Had visits by Nixon and President Gerald Ford, who went to Beijing in 1975, not taken place, the official Mao-era vision of the United States as the Imperialist Wolves would have remained dominant among China’s decision-makers and most of its people.
This might well have been sufficient to tip the scales towards triumph for the Gang of Four, doubtless quickly followed by the liquidation of Deng Xiaoping and probably the moderate Hua Guofeng, Mao’s immediate successor.
Had this happened, there would certainly have been no opening to capitalism before death of Jiang Qing, Mao’s last wife, in 1991, and probably not for long thereafter. China today would well be the impoverished, economically unimportant country it was in the later years of Mao.
Almost every inhabitant of China (and the “almost” is purely there for courtesy) owes a debt of gratitude to Richard Nixon.

Without his action, the country would today be no freer than it is and its people would be immeasurably poorer than they are.

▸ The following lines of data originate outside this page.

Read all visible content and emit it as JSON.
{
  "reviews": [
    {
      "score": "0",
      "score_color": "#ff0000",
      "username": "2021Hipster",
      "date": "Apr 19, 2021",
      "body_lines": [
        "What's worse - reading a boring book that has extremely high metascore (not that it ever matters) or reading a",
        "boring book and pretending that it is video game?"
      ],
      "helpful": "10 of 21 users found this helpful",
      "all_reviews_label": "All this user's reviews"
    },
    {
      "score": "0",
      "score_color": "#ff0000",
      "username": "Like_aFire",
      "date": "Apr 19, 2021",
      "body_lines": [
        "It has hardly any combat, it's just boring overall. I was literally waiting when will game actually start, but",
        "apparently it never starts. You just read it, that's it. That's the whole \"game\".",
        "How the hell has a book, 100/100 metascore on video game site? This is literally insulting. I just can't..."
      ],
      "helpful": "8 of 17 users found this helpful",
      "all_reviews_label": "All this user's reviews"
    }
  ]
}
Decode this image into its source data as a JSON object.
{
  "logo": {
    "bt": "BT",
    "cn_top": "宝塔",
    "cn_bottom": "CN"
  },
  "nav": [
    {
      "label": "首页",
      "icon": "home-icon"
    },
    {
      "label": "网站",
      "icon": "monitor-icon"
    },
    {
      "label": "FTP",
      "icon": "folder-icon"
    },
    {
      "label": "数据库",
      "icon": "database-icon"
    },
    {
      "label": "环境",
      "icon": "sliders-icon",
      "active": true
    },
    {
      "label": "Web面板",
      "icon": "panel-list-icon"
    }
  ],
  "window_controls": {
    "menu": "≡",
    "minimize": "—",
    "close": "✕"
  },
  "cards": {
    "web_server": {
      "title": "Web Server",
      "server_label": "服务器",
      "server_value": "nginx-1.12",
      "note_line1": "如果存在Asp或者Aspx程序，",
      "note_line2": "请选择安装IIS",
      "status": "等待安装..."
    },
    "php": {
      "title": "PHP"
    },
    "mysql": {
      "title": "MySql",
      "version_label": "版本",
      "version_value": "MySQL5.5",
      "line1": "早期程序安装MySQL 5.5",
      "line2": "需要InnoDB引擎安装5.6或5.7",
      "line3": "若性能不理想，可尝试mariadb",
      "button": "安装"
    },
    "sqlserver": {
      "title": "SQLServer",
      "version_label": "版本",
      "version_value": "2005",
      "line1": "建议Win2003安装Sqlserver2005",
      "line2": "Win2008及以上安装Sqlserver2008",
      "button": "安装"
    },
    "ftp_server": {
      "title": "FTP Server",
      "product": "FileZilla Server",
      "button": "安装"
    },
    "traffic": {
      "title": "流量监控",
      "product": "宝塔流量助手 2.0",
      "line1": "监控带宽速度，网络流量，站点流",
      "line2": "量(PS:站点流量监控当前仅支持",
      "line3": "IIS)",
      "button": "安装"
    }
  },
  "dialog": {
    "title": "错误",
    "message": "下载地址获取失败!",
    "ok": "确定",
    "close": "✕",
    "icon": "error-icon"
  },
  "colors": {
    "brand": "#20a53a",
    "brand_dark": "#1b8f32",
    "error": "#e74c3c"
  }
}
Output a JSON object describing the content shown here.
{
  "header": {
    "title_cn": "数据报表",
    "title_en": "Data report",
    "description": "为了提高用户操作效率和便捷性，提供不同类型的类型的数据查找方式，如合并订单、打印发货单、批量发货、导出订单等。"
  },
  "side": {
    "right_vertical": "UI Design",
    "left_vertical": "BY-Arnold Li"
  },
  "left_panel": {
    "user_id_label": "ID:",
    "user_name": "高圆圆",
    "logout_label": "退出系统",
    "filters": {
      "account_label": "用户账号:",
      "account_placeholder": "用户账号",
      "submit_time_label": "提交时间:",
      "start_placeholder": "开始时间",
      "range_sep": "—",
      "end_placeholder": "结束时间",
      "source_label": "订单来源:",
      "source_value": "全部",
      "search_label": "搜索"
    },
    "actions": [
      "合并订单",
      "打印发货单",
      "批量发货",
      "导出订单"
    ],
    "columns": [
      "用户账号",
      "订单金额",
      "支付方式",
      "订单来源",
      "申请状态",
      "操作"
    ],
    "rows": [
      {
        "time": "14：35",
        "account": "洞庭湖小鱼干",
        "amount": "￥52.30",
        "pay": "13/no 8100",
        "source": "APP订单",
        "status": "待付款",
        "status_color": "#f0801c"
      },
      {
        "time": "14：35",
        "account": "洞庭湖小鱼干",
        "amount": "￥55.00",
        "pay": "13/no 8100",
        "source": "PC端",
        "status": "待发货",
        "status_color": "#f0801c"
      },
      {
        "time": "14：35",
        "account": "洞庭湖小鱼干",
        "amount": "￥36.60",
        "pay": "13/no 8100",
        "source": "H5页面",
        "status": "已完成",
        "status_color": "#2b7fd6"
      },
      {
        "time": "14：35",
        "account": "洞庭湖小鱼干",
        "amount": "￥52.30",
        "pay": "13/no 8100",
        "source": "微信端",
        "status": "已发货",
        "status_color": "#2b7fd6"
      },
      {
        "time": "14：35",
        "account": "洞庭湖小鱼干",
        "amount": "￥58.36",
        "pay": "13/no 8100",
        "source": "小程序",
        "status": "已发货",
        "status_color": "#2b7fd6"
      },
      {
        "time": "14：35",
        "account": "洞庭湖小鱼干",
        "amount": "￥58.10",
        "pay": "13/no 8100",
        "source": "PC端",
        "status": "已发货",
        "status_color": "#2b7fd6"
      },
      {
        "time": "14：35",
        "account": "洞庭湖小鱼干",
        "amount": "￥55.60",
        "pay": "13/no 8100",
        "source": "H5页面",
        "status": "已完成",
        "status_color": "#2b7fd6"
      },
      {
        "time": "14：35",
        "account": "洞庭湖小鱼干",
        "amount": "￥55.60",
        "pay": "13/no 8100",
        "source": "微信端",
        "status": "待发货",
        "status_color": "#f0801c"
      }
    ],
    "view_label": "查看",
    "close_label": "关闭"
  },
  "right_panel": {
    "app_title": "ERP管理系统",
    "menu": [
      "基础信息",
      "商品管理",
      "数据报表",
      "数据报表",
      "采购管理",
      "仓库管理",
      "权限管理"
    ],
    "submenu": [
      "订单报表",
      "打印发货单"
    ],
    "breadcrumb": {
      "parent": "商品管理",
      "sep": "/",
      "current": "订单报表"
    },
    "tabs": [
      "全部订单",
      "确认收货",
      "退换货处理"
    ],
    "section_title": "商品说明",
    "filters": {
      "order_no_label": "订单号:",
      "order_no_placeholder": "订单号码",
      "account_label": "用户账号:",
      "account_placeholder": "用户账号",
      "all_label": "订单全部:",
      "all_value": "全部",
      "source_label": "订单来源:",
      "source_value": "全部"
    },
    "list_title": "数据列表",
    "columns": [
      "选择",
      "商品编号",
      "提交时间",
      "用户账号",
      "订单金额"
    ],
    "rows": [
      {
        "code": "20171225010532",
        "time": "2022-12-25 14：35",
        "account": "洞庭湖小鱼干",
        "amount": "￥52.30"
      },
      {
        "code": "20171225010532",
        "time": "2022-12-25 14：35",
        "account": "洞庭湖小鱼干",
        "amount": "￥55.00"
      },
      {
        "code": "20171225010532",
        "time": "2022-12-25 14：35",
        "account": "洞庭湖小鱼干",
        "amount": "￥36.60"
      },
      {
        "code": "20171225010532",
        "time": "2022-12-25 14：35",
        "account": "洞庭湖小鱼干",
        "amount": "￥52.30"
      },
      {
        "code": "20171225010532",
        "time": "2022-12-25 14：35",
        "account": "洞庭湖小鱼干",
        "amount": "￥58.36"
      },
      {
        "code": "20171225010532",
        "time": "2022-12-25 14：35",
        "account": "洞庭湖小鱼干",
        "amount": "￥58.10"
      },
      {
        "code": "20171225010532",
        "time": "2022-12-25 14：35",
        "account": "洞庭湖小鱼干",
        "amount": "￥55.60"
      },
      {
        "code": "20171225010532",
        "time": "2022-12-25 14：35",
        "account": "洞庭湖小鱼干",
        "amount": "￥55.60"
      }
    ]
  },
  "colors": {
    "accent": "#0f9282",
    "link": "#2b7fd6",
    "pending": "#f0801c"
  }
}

It is, however, not clear whether Americans should also raise a glass to him for this development.
Had China remained in its Maoist cave, other countries, notably India and Vietnam (if that country had liberalized without China’s example) would equally have been able to provide cheap labor and skills to multinational corporations.
Indeed, some such countries — notably Indonesia, the Philippines and Pakistan — may also be counted as marginal net losers from Nixon’s opening and China’s subsequent emergence. They lost business they would have otherwise obtained.
The two major gainers from China’s emergence are consumers of Chinese-made products and the multinational corporations doing one-stop sourcing from China.
A third group — multinationals selling to China — has notably failed to make adequate returns. For every one of these companies eking out modest profits in China, there are ten that have found it a bottomless pit of loss.
Textile consumers have benefited spectacularly, with prices no higher today in nominal terms than they were 20 years ago. In electronics, 20 years ago, most gadgetry was assembled in the United States and Japan. Today its cost to consumers (or in Apple’s case, to Apple) is greatly reduced by the magic of Foxconn’s Chinese production system.
Without China, sourcing in East Asia, including Foxconn’s own Taiwan, would be possible, but the cost would be much higher.
We now come to the unquestionable gainers from China’s emergence. Just read the profit statements of multinational corporations. U.S. corporate profits are at a level in terms of GDP not seen since the glory days of 1929.
Thanks to China, Apple and its confrères are able to manufacture at — what used to be called — third-world wages and sell at rarified Western prices. That won’t last forever. Indeed, Apple’s shareholders already seem to see the shadow of a coming return to normal.
However, so far the profit wave, which was caused by China’s emergence and benefited top U.S. management, investment bankers and hedge fund managers, has been greater than in any other of the world’s great booms.